Esse é o caso do verbo visar, que vem perdendo a preposição, sobretudo antes de um infinitivo, como nestes exemplos:


Sua missão visava encontrar resposta para o imponderável.

Foram implementadas medidas políticas que visavam regular a sociedade, produzindo sujeitos disciplinados, produtivos, hierarquizados.

O princípio da razoabilidade visa, ademais, impor valores.


Mesmo diante de substantivo, a forma direta tem tido a preferência:


As artes visam a expressão do belo e o despontar da sensibilidade.

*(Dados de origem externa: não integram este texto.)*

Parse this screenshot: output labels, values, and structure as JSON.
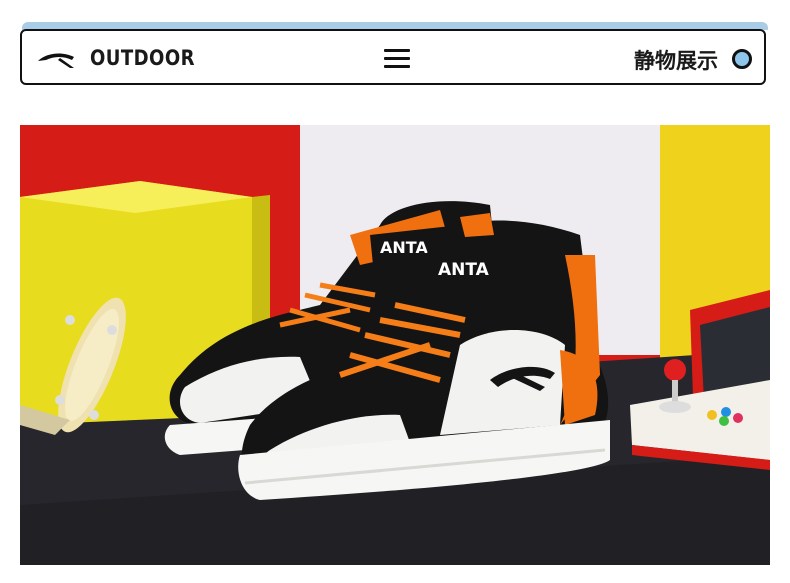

A divulgação deve ser impessoal, visando unicamente o interesse público.


Essa regência já está abonada por bons dicionários e bons autores, como Domingos Paschoal Cegalla: “Entretanto, nessa última acepção [de ter em vista, objetivar] não é sintaxe condenável dar ao verbo visar objeto direto” (Minigramática da Língua Portuguesa, 1996), e Celso Cunha/ Lindley Cintra: “Esta última construção [com objeto direto], condenada por alguns gramáticos, é a dominante na linguagem coloquial e tende a dominar também na língua literária, principalmente quando o complemento vem expresso por uma oração reduzida de infinitivoO ataque visava cortar a retaguarda da linha de frente” (Nova Gramática do Português Contemporâneo, 1985).


Devo esclarecer que este último exemplo é de Euclides da Cunha. Quem não costuma usar a preposição, portanto, está bem acompanhado!


PENALIZAR

Depois da discussão sobre deletar e protocolar, questionou-se a utilização de "penalizar". Devo dizer que é lícito, sim, empregar este verbo no sentido de “apenar, punir, infligir pena a”, conforme registram alguns dicionários. Como verbo transitivo direto que é, também pode ser usado na voz passiva. Exemplos:


Pelo art. 304 do CBDF, será penalizado com multa de 40 a 200 ORTNs o clube que incluir em sua equipe atleta sem condição de saúde para a partida.

A ré interpôs recurso de apelação, alegando que não pode ser penalizada por erro a que não deu causa.

Os meios de comunicação de massa atacam a benevolência da justiça e a falta de severidade das penas, fazendo ressurgir as teorias que penalizam infratores cada vez mais jovens e reacendem o debate sobre as vantagens dos castigos extremos.